• Melanie Frerichs-Cigli

J’ai tant de choses à vous dire

… Et je ne sais pas comment.

Je sais, je suis inqualifiable. Je n’ai répondu à aucun message, ni personnel, ni sur les réseaux. Je n’ai rien liké, rien publié, rien, walou. Seulement voilà : je peux vous parler de tout, de la pluie et du beau temps politique et économique (en ce moment, c’est tempête, mais vous le savez déjà). C’est facile : de la recherche, un être-au-monde - le journalisme, qui me donne une assise pour vous parler ; un point de vue, une éthique même, oui, parce qu’une déontologie et des années de pratique. Mais vous parler de moi ? Comment ? Pourquoi ?

Seulement voilà, maintenant, il n’y a que moi de l’autre côté ; je ne suis plus Luxe Radio ; je n’ai plus d’étiquette ; c’est moi et ce pourquoi je suis là, c’est à dire plus là où j’étais il y a si peu de temps et pendant si longtemps, déjà.

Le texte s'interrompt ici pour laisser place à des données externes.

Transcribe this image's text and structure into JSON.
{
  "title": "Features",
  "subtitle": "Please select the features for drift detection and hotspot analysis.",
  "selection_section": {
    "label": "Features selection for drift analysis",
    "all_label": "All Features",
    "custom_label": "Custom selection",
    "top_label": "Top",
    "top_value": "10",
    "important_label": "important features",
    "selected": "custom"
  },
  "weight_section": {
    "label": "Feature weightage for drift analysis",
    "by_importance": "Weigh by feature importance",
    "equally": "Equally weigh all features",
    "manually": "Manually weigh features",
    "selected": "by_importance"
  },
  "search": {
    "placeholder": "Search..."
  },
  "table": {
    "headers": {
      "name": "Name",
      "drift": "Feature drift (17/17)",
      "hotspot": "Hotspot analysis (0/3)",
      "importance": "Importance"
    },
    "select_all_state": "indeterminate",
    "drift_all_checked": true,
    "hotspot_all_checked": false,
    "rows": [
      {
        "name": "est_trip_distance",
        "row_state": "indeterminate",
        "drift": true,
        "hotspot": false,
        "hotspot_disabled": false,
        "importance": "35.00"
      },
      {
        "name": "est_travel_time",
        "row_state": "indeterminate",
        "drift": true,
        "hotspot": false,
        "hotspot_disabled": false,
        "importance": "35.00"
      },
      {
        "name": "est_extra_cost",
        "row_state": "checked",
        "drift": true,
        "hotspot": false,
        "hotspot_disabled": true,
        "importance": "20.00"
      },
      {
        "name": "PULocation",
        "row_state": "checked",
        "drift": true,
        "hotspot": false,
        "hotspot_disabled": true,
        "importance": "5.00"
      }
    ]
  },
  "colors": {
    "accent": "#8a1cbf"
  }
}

Vous le savez, toutes ces années où j’étais à l’antenne, j’ai tenu à un engagement humaniste. La recherche de la paix, la compréhension de la culture de l’autre et de ce qui est commun entre nous, la promotion de la dignité, de la valeur unique et intrinsèque de chacun ont toujours été au coeur de mes analyses, ni pour autant naïves, ni pour autant aveugles. Et ce que je prônais à l’antenne, j’essayais de le vivre au plus près de mes engagements, pour la culture et pour le social. J’ai été distribuer des ftours à d’autres ramadans, j’ai travaillé presque quotidiennement à Sidi Moumen pendant des mois et des années à essayer d’y concevoir des projets, de comprendre les besoins, les enjeux, les modes de vie des ces gens juste à ma porte et à des années-lumières des lumières tamisées du micro. J’ai été discuter dans des universités avec l’avenir de ce pays ; j’ai écouté les artistes, les musiciens, les ministres, parfois et les intellectuels me raconter ses racines. J’ai défendu mes idées, tenté de mettre en valeur les écrivains, les chercheurs et les penseurs marocains comme étrangers, dans l’espoir de créer toujours plus de ponts.

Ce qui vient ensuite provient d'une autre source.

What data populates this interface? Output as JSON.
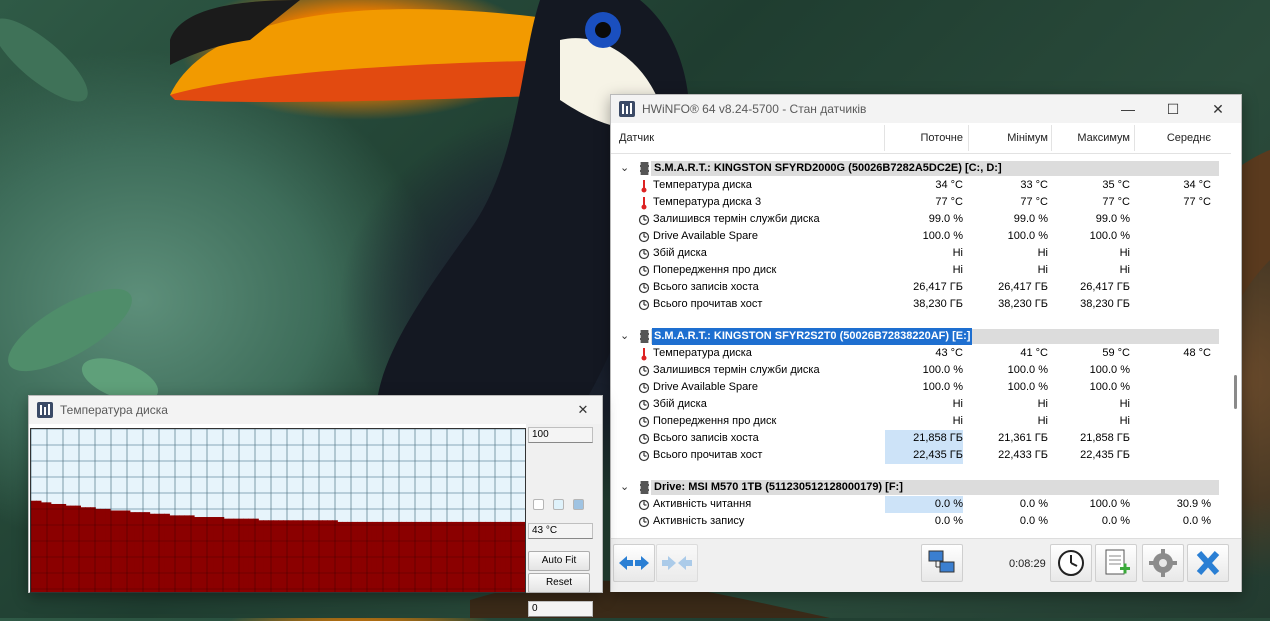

Mais, soyons honnêtes cinq minutes : ça ne suffit pas, ça ne change rien et j’ai beau m’égosiller, et même m’agiter sur le terrain, on n’est pas éblouis par les progrès de l’humanisme dial l’bled.

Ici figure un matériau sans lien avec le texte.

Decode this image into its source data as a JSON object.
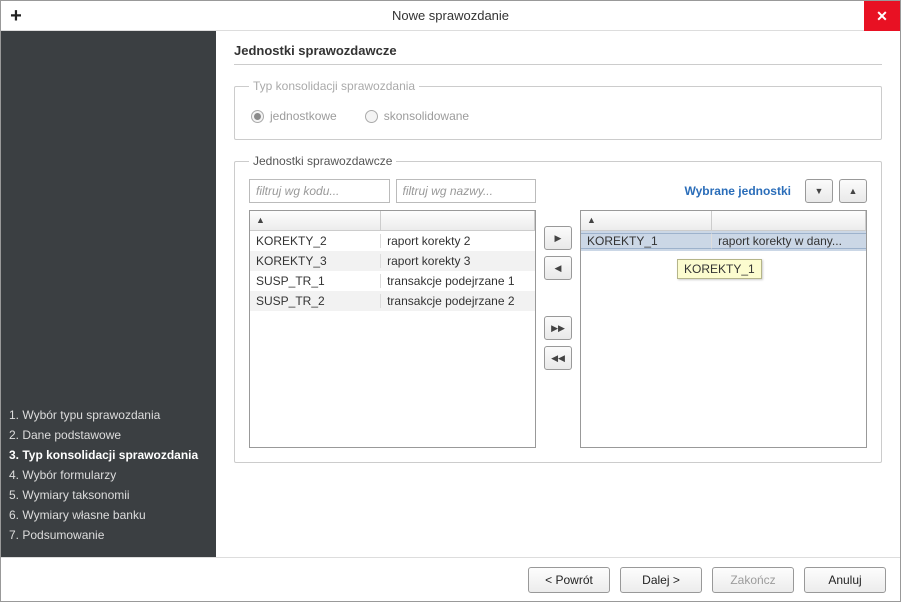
{
  "window": {
    "title": "Nowe sprawozdanie"
  },
  "sidebar": {
    "steps": [
      "1. Wybór typu sprawozdania",
      "2. Dane podstawowe",
      "3. Typ konsolidacji sprawozdania",
      "4. Wybór formularzy",
      "5. Wymiary taksonomii",
      "6. Wymiary własne banku",
      "7. Podsumowanie"
    ],
    "active_index": 2
  },
  "main": {
    "heading": "Jednostki sprawozdawcze",
    "fieldset_consolidation": {
      "legend": "Typ konsolidacji sprawozdania",
      "options": {
        "single": "jednostkowe",
        "consolidated": "skonsolidowane"
      },
      "selected": "single",
      "disabled": true
    },
    "fieldset_units": {
      "legend": "Jednostki sprawozdawcze",
      "filter_code_placeholder": "filtruj wg kodu...",
      "filter_name_placeholder": "filtruj wg nazwy...",
      "selected_label": "Wybrane jednostki",
      "available": [
        {
          "code": "KOREKTY_2",
          "name": "raport korekty 2"
        },
        {
          "code": "KOREKTY_3",
          "name": "raport korekty 3"
        },
        {
          "code": "SUSP_TR_1",
          "name": "transakcje podejrzane 1"
        },
        {
          "code": "SUSP_TR_2",
          "name": "transakcje podejrzane 2"
        }
      ],
      "selected_units": [
        {
          "code": "KOREKTY_1",
          "name": "raport korekty w dany..."
        }
      ],
      "tooltip": "KOREKTY_1",
      "sort_indicator": "▲"
    }
  },
  "footer": {
    "back": "< Powrót",
    "next": "Dalej >",
    "finish": "Zakończ",
    "cancel": "Anuluj"
  },
  "icons": {
    "move_right": "▶",
    "move_left": "◀",
    "move_all_right": "▶▶",
    "move_all_left": "◀◀",
    "sort_desc": "▼",
    "sort_asc": "▲",
    "close": "✕"
  }
}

En même temps, un coup d’oeil aux européennes suffit pour se dire que ce n’est pas non plus dans mon pays d’origine que je vais m’épanouir et cesser de n’être qu’une Don Quichotte s’acharnant sur d’autres moulins à paroles tout aussi impuissants, parce qu’il est dur d’analyser et d’assister sans rien faire à ce qu’il faut bien appeler une terrible détérioration du vivre-ensemble. Les Etats-Unis, khalas ! L’enfer sur terre. Quant à la Chine, elle ne déroge pas aux bonnes vieilles méthodes de la Révolution Culturelle- après tout, elles ont fait leurs preuves. Alors ça fiche, ça note, ça redresse du musulman et ça détruit des mosquées, dans la bonne humeur et le bruit des Iphones piétinés de conserve.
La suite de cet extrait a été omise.